Mario Lanza

Phase Change and Memory


King Abdullah University of Science and Technology, Thuwal, Saudi Arabia





      Mario Lanza got a PhD in Electronic Engineering (with honors) in 2010 at Universitat Autonoma de Barcelona. In 2010-2011 he was NSFC postdoc at Peking University, and in 2012-2013 he was Marie Curie postdoc at Stanford University. In October 2013 he joined Soochow University as Associate Professor, and in March 2017 he was promoted to Full Professor. Since October 2020 he is an Associate Professor of Materials Science and Engineering at the King Abdullah University of Science and Technology (KAUST), in Saudi Arabia. Prof. Lanza has published over 120 research papers, including 2 Science, 5 Nature Electronics and multiple IEDM (among others) and has registered four patents (one of them granted with 1 million USD). He is the editor-in-chief of the journal Microelectronic Engineering (Elsevier), a Distinguished Lecturer of the Electron Devices Society (IEEE-EDS), and serves in the board of many other journals and conferences, including IEEE-IEDM and IEEE-IRPS. Prof. Lanza leads a research group formed by 10-15 PhD students and postdocs, and they investigate how to improve electronic devices and circuits using 2D materials, with special emphasis on resistive switching applications.



Abstract for Presentation

Using memristive memories to generate random numbers for data encryption



    Advanced data encryption requires the use of true random number generators (TRNG) to produce unpredictable sequences of bits. TRNG circuits with high degree of randomness and low power consumption may be fabricated by using the random telegraph noise (RTN) current signals produced by polarized metal/insulator/metal (MIM) devices as entropy source. However, the RTN signals produced by MIM devices made of traditional insulators, i.e. transition metal oxides like HfO2 and Al2O3, are not enough stable due to the formation and lateral expansion of defect clusters, resulting in undesired current fluctuations and the disappearance of the RTN effect. In this talk I will present the fabrication of highly-stable TRNG circuits with low power consumption, high degree of randomness (even for a long string of 1.6 million of bits) and high throughput of 1 Mbit/s by using MIM devices made of multilayer hexagonal boron nitride (h-BN); we also demonstrate their application to produce one time passwords ideal for the internet-of-everything. The superior stability of the h-BN based TRNG is related to the presence of few-atoms-wide defects embedded within the layered and crystalline structure of the h-BN stack, which produces a confinement effect that avoids their lateral expansion and results in stable operation [1-3]

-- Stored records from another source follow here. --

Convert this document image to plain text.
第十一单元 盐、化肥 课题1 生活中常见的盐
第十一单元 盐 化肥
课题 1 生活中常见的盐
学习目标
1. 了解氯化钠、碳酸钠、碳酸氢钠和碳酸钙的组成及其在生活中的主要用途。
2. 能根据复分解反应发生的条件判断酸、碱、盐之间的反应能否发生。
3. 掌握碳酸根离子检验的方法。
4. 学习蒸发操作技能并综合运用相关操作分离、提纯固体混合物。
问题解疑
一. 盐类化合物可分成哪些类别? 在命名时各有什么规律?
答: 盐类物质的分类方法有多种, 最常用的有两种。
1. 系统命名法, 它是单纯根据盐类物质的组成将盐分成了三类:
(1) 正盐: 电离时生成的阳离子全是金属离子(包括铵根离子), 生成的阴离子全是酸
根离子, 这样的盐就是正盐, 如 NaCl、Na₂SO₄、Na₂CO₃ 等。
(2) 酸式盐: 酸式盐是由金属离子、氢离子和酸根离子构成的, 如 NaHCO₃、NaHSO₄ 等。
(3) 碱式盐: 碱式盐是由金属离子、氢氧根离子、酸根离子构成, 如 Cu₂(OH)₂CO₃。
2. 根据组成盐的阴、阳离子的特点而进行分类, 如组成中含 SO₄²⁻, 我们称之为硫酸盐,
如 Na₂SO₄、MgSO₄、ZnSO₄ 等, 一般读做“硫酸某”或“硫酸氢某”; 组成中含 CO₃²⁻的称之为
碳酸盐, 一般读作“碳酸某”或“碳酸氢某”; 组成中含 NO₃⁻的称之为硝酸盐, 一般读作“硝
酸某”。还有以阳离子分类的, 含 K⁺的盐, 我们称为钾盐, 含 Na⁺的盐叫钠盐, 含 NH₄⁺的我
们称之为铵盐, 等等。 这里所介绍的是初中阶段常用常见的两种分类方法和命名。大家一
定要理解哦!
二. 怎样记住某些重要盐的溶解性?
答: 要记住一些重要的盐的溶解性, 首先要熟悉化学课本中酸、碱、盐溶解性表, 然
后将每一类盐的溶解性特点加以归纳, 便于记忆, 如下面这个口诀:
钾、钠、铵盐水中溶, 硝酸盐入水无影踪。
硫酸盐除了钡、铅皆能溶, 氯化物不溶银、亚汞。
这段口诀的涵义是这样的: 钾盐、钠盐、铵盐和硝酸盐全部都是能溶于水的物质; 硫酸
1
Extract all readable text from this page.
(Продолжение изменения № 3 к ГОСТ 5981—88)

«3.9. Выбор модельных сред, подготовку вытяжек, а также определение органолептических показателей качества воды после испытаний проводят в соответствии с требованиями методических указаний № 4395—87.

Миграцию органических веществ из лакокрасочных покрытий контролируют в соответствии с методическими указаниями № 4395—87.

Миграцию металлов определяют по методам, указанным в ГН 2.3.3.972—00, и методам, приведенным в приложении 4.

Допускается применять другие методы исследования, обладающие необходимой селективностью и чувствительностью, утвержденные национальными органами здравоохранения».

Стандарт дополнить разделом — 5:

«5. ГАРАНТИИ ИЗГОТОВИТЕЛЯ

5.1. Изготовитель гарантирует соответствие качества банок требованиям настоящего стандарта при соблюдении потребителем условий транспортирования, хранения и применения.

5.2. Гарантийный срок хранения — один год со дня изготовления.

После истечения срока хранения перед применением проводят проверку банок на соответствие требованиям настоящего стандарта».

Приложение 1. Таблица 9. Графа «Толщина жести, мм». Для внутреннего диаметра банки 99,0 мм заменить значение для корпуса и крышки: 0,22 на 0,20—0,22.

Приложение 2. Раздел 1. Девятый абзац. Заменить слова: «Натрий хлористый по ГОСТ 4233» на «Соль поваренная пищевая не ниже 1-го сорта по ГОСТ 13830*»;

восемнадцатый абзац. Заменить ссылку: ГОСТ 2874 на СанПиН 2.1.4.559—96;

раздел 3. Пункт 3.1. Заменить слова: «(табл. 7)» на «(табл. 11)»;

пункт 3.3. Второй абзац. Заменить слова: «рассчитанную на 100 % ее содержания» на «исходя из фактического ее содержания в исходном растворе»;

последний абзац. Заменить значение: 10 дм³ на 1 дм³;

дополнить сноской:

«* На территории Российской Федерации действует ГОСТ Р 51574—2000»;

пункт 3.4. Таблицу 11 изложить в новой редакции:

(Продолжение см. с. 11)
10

[1] Xuehua Li, Tommaso Zanotti, Tao Wang, Kaichen Zhu, Francesco Maria Puglisi, Mario Lanza*, Random telegraph noise in metal-oxide memristors for true random number generators: a materials study, Advanced Functional Materials, 2102172 (2021).
[2] Chao Wen, Xuehua Li, Tommaso Zanotti, Francesco M. Puglisi, Yuanyuan Shi, Fernan Saiz, Aleandro Antidormi, Stephan Roche, Wenwen Zheng, Xianhu Liang, Jiaxin Hu, Steffen Duhm, Juan B. Roldan, Tianru Wu, Victoria Chen, Eric Pop, Blas Garrido, Kaichen Zhu, Fei Hui, Mario Lanza*, Advanced data encryption using two-dimensional materials, Advanced Materials 2021, 33 (27), 2100185.
[3] Thales Becker, Xuehua Li, Pedro Alves, Tao Wang, Kaichen Zhu, Yiping Xiao, Gilson Wirth, Mario Lanza*, An Electrical Model for Trap Coupling Effects on Random Telegraph Noise, IEEE Electron Device Letters 41 (10), 1596-1599, 2020.